Das Projekt

Hitler. Heißt so noch irgendwer, der lebt?
Das war mal die Ausgangsfrage, vor einigen Jahren. – Gefolgt von: Gibt es noch Adolfs?
Und auf einmal tauchten ein paar auf, in der Öffentlichkeit, umständehalber; bei einem Interviewtermin, berufsbedingt.

Und diese Adolfs waren jung. Nachkriegs-jung.

Neue Frage, also: Wieso heißen sie so? Und – haben sie noch Kontakt zu ihren Eltern? Denn sicherlich, eine andere Erklärung als stramme politische Überzeugung kann ja wohl kaum der Grund sein? Wer hilft seinem Kind qua Name einen solchen historischen Rucksack über?

Und vor allem: Wie lebt es sich mit jenem Vornamen, der so stark ist, dass alle sofort einen kleinen Bart sehen, die schnarrende Stimme im Ohr? Sonst haben Verbrecher schließlich nur Nachnamen. Bei „Josef“ denkt keiner nur an Stalin, bei „Benito“ keiner an Mussolini (Und bei Saddam liegen die Gründe anders). Wie ist es, nicht einfach als Stephan, Andreas, Jürgen, Sabine oder Michael in der Normalo-Masse zu verschwinden – sondern mit dem Bösen per se so persönlich verbunden zu sein, wie es ein Vorname nun mal mit sich bringt?
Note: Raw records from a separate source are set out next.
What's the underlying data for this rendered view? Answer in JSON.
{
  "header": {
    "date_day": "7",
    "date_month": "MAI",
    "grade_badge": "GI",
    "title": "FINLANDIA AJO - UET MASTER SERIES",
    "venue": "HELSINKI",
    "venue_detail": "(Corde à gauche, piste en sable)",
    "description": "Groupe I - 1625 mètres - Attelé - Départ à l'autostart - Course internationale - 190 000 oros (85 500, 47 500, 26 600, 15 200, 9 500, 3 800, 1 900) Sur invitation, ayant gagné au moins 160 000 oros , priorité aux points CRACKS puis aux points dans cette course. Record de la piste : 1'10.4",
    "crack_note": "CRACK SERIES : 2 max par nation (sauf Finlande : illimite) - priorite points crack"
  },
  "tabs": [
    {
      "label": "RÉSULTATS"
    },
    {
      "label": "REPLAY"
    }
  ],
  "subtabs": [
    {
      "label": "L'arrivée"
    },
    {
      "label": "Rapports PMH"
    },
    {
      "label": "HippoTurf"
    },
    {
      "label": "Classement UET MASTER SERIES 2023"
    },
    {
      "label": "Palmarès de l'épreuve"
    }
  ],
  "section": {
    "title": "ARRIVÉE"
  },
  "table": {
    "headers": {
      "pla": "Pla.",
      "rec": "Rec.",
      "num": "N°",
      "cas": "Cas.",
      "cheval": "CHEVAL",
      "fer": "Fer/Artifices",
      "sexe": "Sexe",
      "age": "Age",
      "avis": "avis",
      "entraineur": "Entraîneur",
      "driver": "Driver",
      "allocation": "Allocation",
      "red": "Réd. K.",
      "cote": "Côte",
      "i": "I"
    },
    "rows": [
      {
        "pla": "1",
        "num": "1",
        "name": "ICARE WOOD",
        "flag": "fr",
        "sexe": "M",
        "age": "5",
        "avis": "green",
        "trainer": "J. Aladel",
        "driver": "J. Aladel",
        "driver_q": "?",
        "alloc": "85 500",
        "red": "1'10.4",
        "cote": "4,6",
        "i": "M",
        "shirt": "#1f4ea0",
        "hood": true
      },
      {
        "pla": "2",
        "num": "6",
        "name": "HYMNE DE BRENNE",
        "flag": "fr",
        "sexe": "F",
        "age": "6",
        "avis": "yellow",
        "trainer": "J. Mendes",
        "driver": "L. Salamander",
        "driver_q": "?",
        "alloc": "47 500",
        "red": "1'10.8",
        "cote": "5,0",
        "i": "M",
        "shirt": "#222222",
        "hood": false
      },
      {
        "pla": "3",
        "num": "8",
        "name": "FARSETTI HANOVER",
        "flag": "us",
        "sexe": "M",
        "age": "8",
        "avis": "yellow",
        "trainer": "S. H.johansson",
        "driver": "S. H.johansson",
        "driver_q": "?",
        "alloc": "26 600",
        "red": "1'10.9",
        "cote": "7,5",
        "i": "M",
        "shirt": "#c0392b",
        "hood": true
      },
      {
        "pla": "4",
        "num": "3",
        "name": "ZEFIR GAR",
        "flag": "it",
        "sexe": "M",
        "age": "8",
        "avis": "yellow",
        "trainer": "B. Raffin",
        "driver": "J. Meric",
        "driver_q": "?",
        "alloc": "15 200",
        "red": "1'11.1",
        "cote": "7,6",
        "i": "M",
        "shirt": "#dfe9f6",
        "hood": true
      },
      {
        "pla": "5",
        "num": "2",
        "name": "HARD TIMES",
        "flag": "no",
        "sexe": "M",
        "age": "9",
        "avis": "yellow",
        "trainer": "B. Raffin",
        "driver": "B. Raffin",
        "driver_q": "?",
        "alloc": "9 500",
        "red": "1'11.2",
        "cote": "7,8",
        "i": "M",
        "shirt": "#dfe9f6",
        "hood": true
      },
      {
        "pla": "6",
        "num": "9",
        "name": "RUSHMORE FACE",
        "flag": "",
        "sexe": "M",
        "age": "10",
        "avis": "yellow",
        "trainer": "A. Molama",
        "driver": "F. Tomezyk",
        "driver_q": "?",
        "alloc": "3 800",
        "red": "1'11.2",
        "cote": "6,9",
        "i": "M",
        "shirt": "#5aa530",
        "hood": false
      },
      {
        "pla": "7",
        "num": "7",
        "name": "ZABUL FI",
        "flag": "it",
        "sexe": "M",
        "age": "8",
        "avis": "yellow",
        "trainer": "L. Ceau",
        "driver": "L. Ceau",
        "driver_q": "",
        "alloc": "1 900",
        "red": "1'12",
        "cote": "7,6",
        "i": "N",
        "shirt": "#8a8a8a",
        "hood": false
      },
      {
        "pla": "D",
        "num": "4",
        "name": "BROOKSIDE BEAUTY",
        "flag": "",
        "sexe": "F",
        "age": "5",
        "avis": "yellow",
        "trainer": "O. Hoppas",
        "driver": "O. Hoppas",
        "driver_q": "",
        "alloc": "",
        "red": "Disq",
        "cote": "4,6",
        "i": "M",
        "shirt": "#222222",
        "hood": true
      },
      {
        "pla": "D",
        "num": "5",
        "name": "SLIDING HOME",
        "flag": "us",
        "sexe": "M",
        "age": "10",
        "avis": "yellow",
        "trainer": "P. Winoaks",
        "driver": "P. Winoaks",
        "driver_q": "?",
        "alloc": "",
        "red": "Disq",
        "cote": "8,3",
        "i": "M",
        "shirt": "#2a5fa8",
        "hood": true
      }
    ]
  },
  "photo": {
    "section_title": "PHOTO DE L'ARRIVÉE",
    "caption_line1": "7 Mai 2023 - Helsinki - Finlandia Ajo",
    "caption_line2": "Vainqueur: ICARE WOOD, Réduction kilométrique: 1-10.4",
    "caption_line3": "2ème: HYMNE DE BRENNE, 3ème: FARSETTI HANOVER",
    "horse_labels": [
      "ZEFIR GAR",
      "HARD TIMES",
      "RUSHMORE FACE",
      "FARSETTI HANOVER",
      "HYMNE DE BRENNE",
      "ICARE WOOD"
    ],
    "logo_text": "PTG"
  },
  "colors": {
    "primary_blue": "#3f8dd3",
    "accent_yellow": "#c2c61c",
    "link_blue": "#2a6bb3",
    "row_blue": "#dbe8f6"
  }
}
Wie Namen und Identität zusammenhängen ist in Deutschland wenig erforscht. Die einen konzentrieren sich darauf, inwiefern Namen etwas über unsere gesellschaftliche Position aussagen, allen voran der Soziologe Jürgen Gerhards, der Sachverständigenrat für Migration untersuchte 2014 Diskriminierung am Arbeitsmarkt via Namen, die Onomasten nähern sich eher aus sprachwissenschaftlicher Perspektive, wie die Gesellschaft für Namensforschung oder die Gesellschaft für deutsche Sprache; letztere sind wie auch Knud Bielefeld von Beliebte Vornamen die Ranglistenmacher in dem Feld. (Mehr über Adolfs aus statistischer Sicht? Steht hier.)

„Es gibt einen eklatanten Forschungsmangel, wenn es um den Zusammenhang von Namen und Identität geht“, findet die Philologin Miriam Schmidt-Jüngst, ebenfalls Namensforscherin: “Den Linguisten fehlt die soziologische Perspektive, den Soziologen die sprachwissenschaftliche.”

Bei der Konstruktion von Identität gehe es, so Schmidt-Jüngst, unter anderem um die Frage einer Entscheidung zwischen einer Gruppe oder Abgrenzung: Wie stark identifiziere ich mich mit meiner Familie, also als Teil einer Ahnenreihe? Oder habe ich eher eine individualisierte Ich-Sicht? Wie umzugehen ist mit Vornamen, deren Bedeutung der eigenen Persönlichkeit diametral entgegen stehen, erforscht sie gerade auf anderem Gebiet: anhand der Geschichten von Menschen, die Transgender sind.

„Die einen sagen, Namen sind Labels und für sie nicht wichtig. Die anderen wollen nichts mit dem Namen zu tun haben und versuchen, ihm mit einem Spitznamen zu entkommen. Und andere sind bestrebt, den Namen positiv aufzuladen“, so Schmidt-Jüngst. So belastet „Adolf“ auch sei, „ich kann mir vorstellen, dass man seinen Frieden mit dem Namen macht”.

Wie man via Vorname Teil einer Familientradition wird, wie man sich ein positiv besetztes Vorbild sucht, um die belastenden Assoziationen zu ersetzen – und wie Familien an „Adolf“ zu zerbrechen drohen: All diese Facetten bündelt übrigens ein französischer Film von 2012, basierend auf einer Theaterkomödie. Er heißt im Original schön abstrakt „Le Prénom“, Patrick Bruel spielt auch mit, ein großartiges Kammerstück:

Wer noch eine positiv besetzte Alternative sucht – in dieser Story taucht eine auf: Adolphe von Benjamin Constant. Ein Liebesroman von 1816.

P.S.: Falls sich jemand über das Neonpink auf der Startseite wundert: weiter weg von handelsüblichen Adolf-Assoziationen ging nicht.